A raíz de todo este conflicto que sucede entre dos naciones hermanas, me preocupa la gran ola de odio que se ha desatado por los medios electrónicos.
Soy una de las costarricenses que le concierne y le enoja la actitud del Gobernante del país hermano del Norte, los argumentos esgrimidos por su embajador ante la OEA (apología con evidente afán dilatorio) y los comentarios de un exrefugiado de nuestro país, con el cual los ticos fuimos altamente solidarios.
No obstante, no me enoja para nada compartir suelo con miles de nicaragüenses, puesto que ellos no tienen la culpa de que los políticos de su país hayan hecho una fiesta –en la cual solo algunos son los invitados- y les hayan obligado a salir de su tierra en busca de nuevas oportunidades en su vecino del Sur, aunque fueran limitadas.

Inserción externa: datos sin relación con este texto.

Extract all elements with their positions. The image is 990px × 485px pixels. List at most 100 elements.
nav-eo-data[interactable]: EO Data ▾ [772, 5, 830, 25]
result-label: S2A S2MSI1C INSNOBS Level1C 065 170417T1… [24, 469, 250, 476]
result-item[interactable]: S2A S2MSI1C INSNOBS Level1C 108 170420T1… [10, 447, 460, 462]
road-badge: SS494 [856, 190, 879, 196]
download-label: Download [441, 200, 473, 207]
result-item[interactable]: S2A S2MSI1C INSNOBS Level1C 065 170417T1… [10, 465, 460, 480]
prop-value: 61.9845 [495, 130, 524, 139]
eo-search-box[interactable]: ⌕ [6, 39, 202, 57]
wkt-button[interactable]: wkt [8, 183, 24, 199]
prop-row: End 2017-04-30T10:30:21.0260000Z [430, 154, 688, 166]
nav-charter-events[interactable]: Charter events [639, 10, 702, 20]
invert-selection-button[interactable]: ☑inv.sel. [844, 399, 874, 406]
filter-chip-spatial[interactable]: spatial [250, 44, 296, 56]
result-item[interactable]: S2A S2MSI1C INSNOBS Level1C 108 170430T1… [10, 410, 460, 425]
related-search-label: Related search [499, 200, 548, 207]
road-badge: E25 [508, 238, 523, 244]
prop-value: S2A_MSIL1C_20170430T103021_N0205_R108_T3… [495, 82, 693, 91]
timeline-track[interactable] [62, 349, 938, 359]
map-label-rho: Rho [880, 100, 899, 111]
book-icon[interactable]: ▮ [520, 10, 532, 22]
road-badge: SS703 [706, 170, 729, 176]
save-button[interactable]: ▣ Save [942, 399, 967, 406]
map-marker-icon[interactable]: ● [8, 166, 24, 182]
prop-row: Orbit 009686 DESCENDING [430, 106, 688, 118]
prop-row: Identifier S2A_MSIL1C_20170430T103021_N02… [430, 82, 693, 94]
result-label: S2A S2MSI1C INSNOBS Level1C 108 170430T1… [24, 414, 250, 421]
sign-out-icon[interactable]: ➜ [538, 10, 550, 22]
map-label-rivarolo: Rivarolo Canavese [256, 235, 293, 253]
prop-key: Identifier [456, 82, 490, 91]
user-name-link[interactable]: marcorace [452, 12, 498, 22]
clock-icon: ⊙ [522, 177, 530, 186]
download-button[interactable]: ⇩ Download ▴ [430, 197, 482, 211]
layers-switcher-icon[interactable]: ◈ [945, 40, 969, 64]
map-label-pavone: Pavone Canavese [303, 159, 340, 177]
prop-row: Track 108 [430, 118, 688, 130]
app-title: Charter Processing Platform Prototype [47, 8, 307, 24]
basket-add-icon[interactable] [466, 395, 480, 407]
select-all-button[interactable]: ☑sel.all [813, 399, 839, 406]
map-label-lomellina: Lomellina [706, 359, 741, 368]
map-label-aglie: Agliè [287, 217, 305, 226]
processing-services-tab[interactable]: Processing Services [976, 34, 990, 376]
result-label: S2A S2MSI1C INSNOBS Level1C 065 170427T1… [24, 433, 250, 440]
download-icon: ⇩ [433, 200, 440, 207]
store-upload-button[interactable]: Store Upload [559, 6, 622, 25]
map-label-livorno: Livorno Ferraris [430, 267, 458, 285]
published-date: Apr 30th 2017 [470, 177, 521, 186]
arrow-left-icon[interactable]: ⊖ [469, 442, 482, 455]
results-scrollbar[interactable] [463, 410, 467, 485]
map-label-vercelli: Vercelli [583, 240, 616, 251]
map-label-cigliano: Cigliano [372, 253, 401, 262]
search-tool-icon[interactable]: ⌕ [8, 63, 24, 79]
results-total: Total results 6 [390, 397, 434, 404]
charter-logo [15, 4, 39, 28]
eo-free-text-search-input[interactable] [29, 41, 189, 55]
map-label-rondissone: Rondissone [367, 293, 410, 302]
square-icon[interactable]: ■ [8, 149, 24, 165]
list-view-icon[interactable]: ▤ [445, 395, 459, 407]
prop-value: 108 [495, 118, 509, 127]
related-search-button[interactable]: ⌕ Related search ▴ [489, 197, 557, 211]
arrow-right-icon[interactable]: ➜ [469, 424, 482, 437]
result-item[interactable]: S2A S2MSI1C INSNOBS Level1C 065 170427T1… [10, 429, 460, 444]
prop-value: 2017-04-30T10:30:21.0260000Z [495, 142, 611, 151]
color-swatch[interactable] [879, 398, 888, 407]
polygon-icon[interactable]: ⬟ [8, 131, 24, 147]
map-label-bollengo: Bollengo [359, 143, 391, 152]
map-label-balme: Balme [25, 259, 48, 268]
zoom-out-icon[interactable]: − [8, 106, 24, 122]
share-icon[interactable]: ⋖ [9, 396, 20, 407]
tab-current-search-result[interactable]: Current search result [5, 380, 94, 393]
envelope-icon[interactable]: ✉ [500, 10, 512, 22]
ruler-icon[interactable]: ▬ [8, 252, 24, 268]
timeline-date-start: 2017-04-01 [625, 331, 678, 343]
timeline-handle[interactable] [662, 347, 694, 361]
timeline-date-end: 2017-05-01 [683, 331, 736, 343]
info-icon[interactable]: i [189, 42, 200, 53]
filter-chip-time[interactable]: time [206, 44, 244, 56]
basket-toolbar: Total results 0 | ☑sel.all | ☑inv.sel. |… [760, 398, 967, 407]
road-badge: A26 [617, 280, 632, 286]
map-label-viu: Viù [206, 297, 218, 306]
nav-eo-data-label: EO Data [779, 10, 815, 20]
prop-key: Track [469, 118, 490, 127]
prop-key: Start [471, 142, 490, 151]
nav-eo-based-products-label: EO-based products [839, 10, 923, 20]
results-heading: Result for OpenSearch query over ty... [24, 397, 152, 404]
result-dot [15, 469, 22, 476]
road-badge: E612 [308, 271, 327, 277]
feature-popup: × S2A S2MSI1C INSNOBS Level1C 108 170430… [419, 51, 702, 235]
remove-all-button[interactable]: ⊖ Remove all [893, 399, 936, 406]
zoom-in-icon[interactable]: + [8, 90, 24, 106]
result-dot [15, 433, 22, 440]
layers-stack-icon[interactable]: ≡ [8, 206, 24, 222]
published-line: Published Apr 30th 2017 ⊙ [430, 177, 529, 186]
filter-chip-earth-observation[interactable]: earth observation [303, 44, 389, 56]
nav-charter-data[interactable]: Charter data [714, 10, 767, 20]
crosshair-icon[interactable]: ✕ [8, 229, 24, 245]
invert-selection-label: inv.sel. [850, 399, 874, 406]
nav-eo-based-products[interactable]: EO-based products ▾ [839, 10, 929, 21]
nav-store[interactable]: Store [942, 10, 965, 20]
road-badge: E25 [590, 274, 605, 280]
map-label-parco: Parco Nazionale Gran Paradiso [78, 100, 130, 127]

Aquellos que hemos sido extranjeros, sabemos que no es sencillo, conocemos la añoranza de la tierra, de la familia, conocemos el desarraigo y, si además fuimos víctimas de actos xenófobos, sabemos lo que es mirarnos al espejo con tristeza y preguntarnos ¿qué es lo que hay en mí que es tan malo aquí?
Es imposible pensar que los nicaragüenses que conviven con nosotros, que siempre nos dan una mano, que cuidan nuestros niños, que limpian nuestras casas, que recogen nuestros cultivos, que construyen nuestras casas, que van a nuestras escuelas, que se sientan a nuestra par en los buses, tienen en algún grado culpa de lo que está pasando y mucho menos comparto que sean el blanco de nuestra ira y de nuestra burla.
Al tomarla contra el nicaragüense que tenemos al lado, quebrantamos los valores que nuestros antepasados nos inculcaron: el respeto y la tolerancia. Es importante recordar que desde el inicio a nuestros países los ha unido más que la geografía; nos une la historia, la cultura, la consanguinidad; por ejemplo nuestros primeros intelectuales asistieron a la Universidad de León, puesto que aquí no existían centros de educación superior, también la relación de amistad que compartían los emblemáticos poetas Rubén Darío y Aquileo Echeverría o simplemente los antepasados que muchos tenemos generaciones atrás.
Los nicaragüenses residentes aquí y bastantes de allá, no están de acuerdo con la transformación a conflicto de toda esta ocurrencia. Son conscientes de las ventajas de vivir en un clima de paz y armonía, pues muchos de ellos, aún conservan las huellas indelebles de una guerra civil que se llevó a sus padres, hermanos, tíos, esposos, primos o amigos. No creo que mi amiga Zaida quien se interpuso –con avanzado estado de embarazo y 22 años de edad- frente a los soldados para impedir que descargaran una ráfaga despiadada contra sus cinco hermanos (de 10, 12, 13,15 y16 años de edad) quiera volver a vivir algo similar, tampoco considero que mi amiga Marcia, quiera que a sus hijos les toque la suerte de pelear en vez de estudiar.
Sigamos dando el ejemplo. Enseñemos a los más jóvenes a respetar, a sobrellevar estas vicisitudes con la tolerancia que nos caracteriza, sigamos proyectando una imagen de paz, con la intención de resolver este conflicto -de dos naciones hermanas- desde el diálogo, desde las normas, desde los foros internacionales; nunca desde el odio, la xenofobia y el desprecio hacia aquellos que conviven con nosotros.